The proposed amendment aims to defer any court ruling on the security status of “Third Party Crypto Asset Securities” referenced in the case. If approved, this would effectively remove the SEC from classifying these assets as securities, but they would still face regulatory uncertainty regarding their legal status.
Third-party coins are digital assets issued by entities other than Binance that were listed on its platform. The SEC had previously accused Binance of violating federal securities laws by listing native tokens of Solana, Cardano, Polygon, Cosmos, Filecoin, and Algorand, arguing that these tokens met the criteria for securities under the Howey Test.
However, the SEC faced a setback last month when a US federal court ruled that secondary sales of digital assets like the BNB token do not qualify as securities.

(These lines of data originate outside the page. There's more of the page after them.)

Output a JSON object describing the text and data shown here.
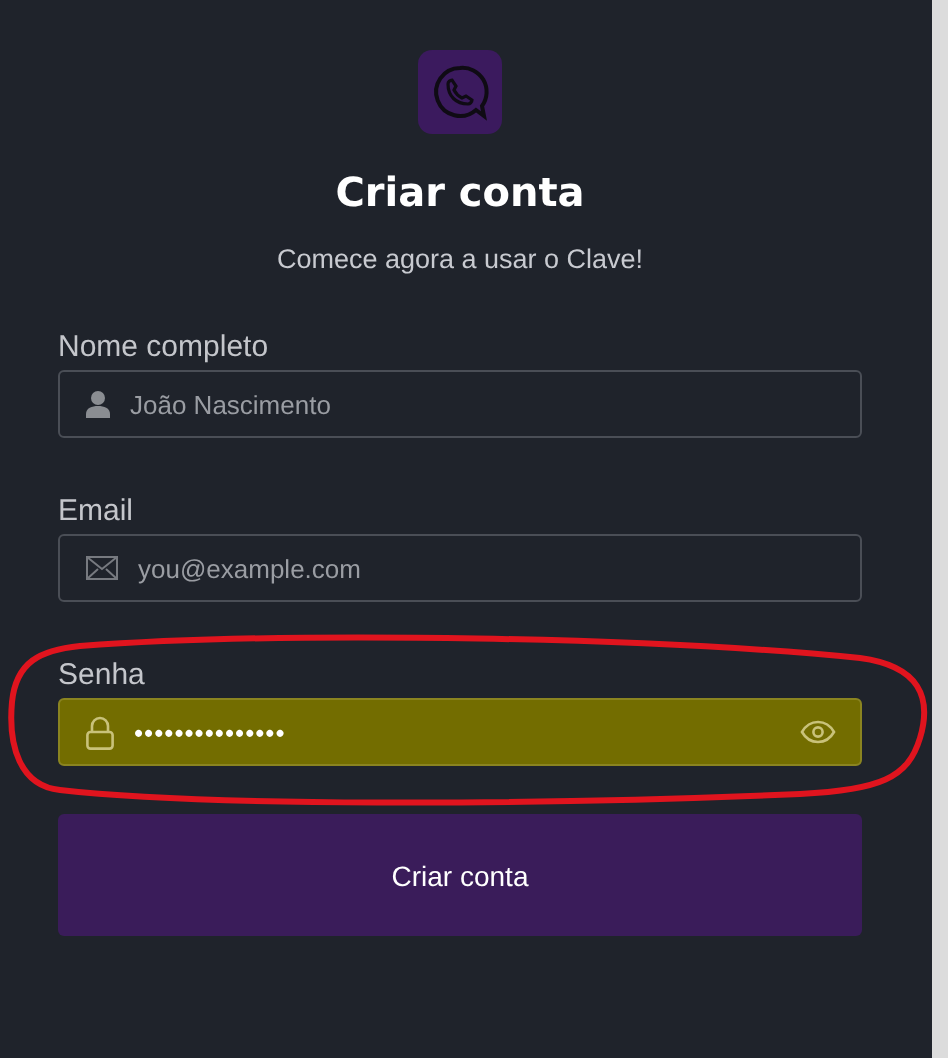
{
  "header": {
    "title": "Criar conta",
    "subtitle": "Comece agora a usar o Clave!"
  },
  "fields": [
    {
      "kind": "name",
      "label": "Nome completo",
      "placeholder": "João Nascimento",
      "autofilled": false
    },
    {
      "kind": "email",
      "label": "Email",
      "placeholder": "you@example.com",
      "autofilled": false
    },
    {
      "kind": "password",
      "label": "Senha",
      "value": "•••••••••••••••",
      "autofilled": true,
      "annotated": true
    }
  ],
  "submit": {
    "label": "Criar conta"
  }
}
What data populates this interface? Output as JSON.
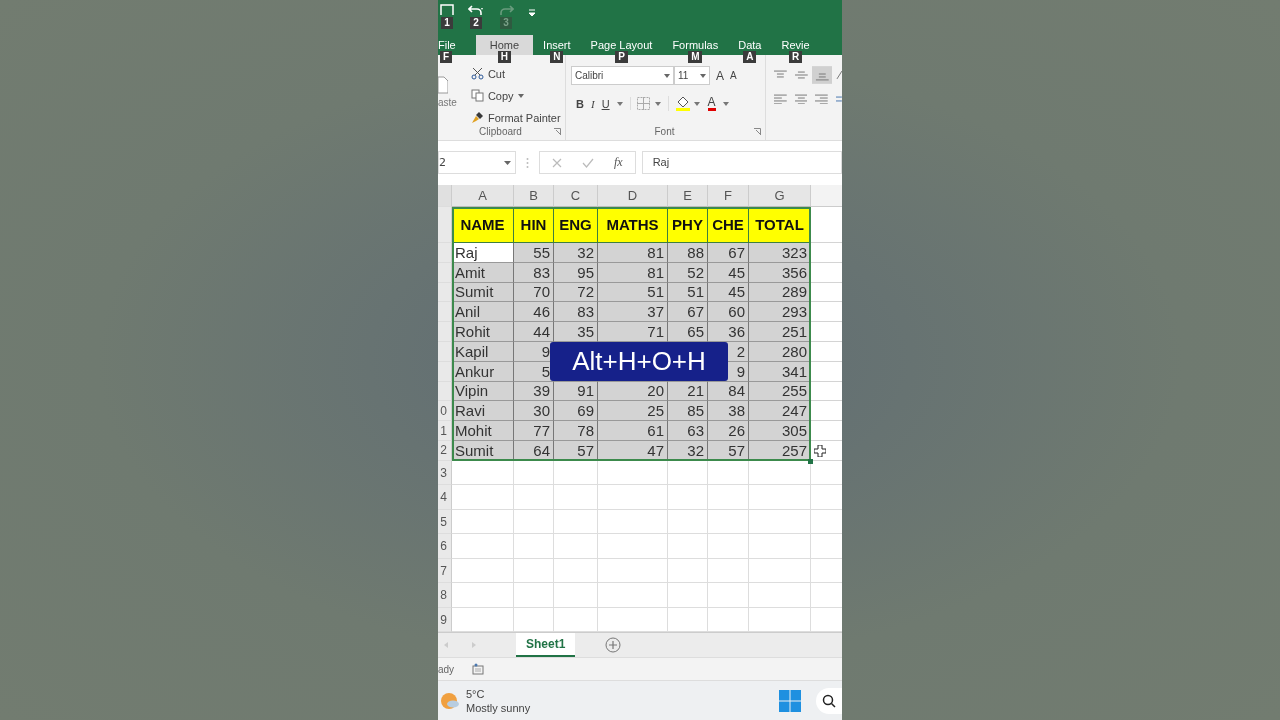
{
  "quick_access": [
    {
      "kind": "save",
      "keytip": "1",
      "disabled": false
    },
    {
      "kind": "undo",
      "keytip": "2",
      "disabled": false
    },
    {
      "kind": "redo",
      "keytip": "3",
      "disabled": true
    }
  ],
  "tabs": [
    {
      "label": "File",
      "keytip": "F",
      "selected": false
    },
    {
      "label": "Home",
      "keytip": "H",
      "selected": true
    },
    {
      "label": "Insert",
      "keytip": "N",
      "selected": false
    },
    {
      "label": "Page Layout",
      "keytip": "P",
      "selected": false
    },
    {
      "label": "Formulas",
      "keytip": "M",
      "selected": false
    },
    {
      "label": "Data",
      "keytip": "A",
      "selected": false
    },
    {
      "label": "Revie",
      "keytip": "R",
      "selected": false
    }
  ],
  "ribbon": {
    "clipboard": {
      "paste": "aste",
      "cut": "Cut",
      "copy": "Copy",
      "format_painter": "Format Painter",
      "label": "Clipboard"
    },
    "font": {
      "name": "Calibri",
      "size": "11",
      "grow": "A",
      "shrink": "A",
      "bold": "B",
      "italic": "I",
      "underline": "U",
      "font_color": "A",
      "label": "Font"
    }
  },
  "formula_bar": {
    "name_box": "2",
    "fx": "fx",
    "value": "Raj"
  },
  "columns": [
    "A",
    "B",
    "C",
    "D",
    "E",
    "F",
    "G"
  ],
  "header_row": [
    "NAME",
    "HIN",
    "ENG",
    "MATHS",
    "PHY",
    "CHE",
    "TOTAL"
  ],
  "rows": [
    {
      "active_cell": true,
      "cells": [
        "Raj",
        "55",
        "32",
        "81",
        "88",
        "67",
        "323"
      ]
    },
    {
      "active_cell": false,
      "cells": [
        "Amit",
        "83",
        "95",
        "81",
        "52",
        "45",
        "356"
      ]
    },
    {
      "active_cell": false,
      "cells": [
        "Sumit",
        "70",
        "72",
        "51",
        "51",
        "45",
        "289"
      ]
    },
    {
      "active_cell": false,
      "cells": [
        "Anil",
        "46",
        "83",
        "37",
        "67",
        "60",
        "293"
      ]
    },
    {
      "active_cell": false,
      "cells": [
        "Rohit",
        "44",
        "35",
        "71",
        "65",
        "36",
        "251"
      ]
    },
    {
      "active_cell": false,
      "cells": [
        "Kapil",
        "9",
        null,
        null,
        null,
        "2",
        "280"
      ]
    },
    {
      "active_cell": false,
      "cells": [
        "Ankur",
        "5",
        null,
        null,
        null,
        "9",
        "341"
      ]
    },
    {
      "active_cell": false,
      "cells": [
        "Vipin",
        "39",
        "91",
        "20",
        "21",
        "84",
        "255"
      ]
    },
    {
      "active_cell": false,
      "label": "0",
      "cells": [
        "Ravi",
        "30",
        "69",
        "25",
        "85",
        "38",
        "247"
      ]
    },
    {
      "active_cell": false,
      "label": "1",
      "cells": [
        "Mohit",
        "77",
        "78",
        "61",
        "63",
        "26",
        "305"
      ]
    },
    {
      "active_cell": false,
      "label": "2",
      "cells": [
        "Sumit",
        "64",
        "57",
        "47",
        "32",
        "57",
        "257"
      ]
    }
  ],
  "empty_rows": [
    "3",
    "4",
    "5",
    "6",
    "7",
    "8",
    "9"
  ],
  "sheet_tabs": [
    {
      "label": "Sheet1",
      "selected": true
    }
  ],
  "status": "ady",
  "overlay": "Alt+H+O+H",
  "taskbar": {
    "temperature": "5°C",
    "weather": "Mostly sunny"
  }
}
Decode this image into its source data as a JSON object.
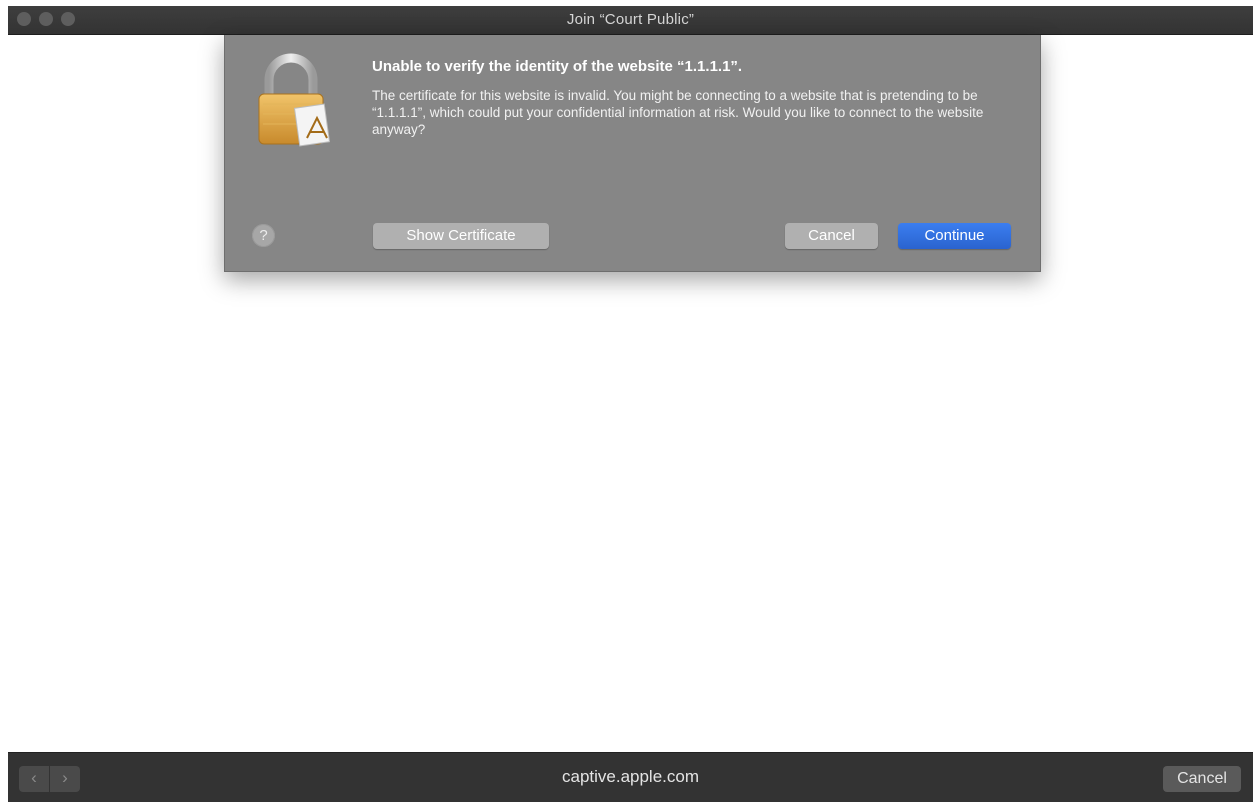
{
  "window": {
    "title": "Join “Court Public”"
  },
  "alert": {
    "title": "Unable to verify the identity of the website “1.1.1.1”.",
    "message": "The certificate for this website is invalid. You might be connecting to a website that is pretending to be “1.1.1.1”, which could put your confidential information at risk. Would you like to connect to the website anyway?",
    "help_label": "?",
    "show_certificate_label": "Show Certificate",
    "cancel_label": "Cancel",
    "continue_label": "Continue",
    "icon": "lock-certificate-icon"
  },
  "toolbar": {
    "back_label": "‹",
    "forward_label": "›",
    "url": "captive.apple.com",
    "cancel_label": "Cancel"
  },
  "colors": {
    "accent": "#2f6fde",
    "sheet": "#868686",
    "titlebar": "#3a3a3a"
  }
}
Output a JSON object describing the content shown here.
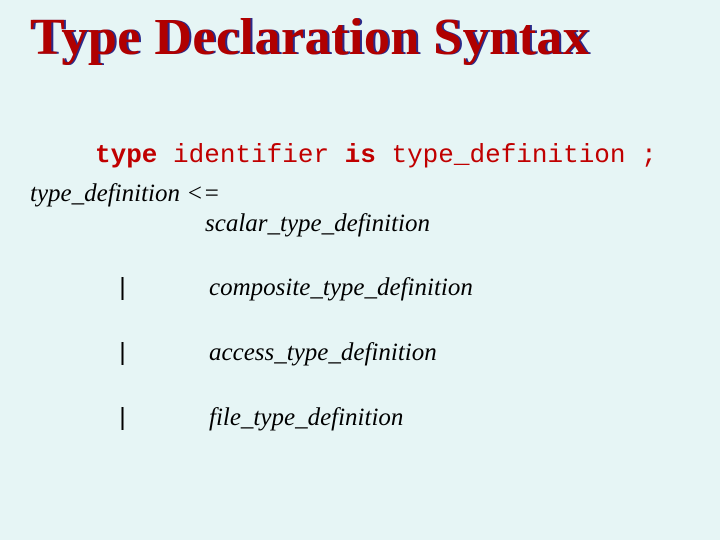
{
  "title": "Type Declaration Syntax",
  "syntax": {
    "kw_type": "type",
    "identifier": " identifier ",
    "kw_is": "is",
    "typedef": " type_definition ;"
  },
  "grammar": {
    "lhs": "type_definition <=",
    "first": "scalar_type_definition",
    "alts": [
      {
        "pipe": "|",
        "name": "composite_type_definition"
      },
      {
        "pipe": "|",
        "name": "access_type_definition"
      },
      {
        "pipe": "|",
        "name": "file_type_definition"
      }
    ]
  }
}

This ruling has raised questions about the SEC’s approach to regulating digital assets.
Binance responded to the SEC’s proposed amendment by stating that it would not agree to begin discovery until it had reviewed the amended complaint. The exchange argued that starting discovery on potentially amended claims was premature and criticized the SEC for misrepresenting their agreement on the discovery timeline.
Crypto community members on social media have interpreted the SEC’s filing as a sign that digital assets like SOL and ADA may not qualify as securities and are being unfairly targeted by the agency’s regulation-by-enforcement approach. The outcome of this lawsuit could have significant implications for the classification of digital assets in the US.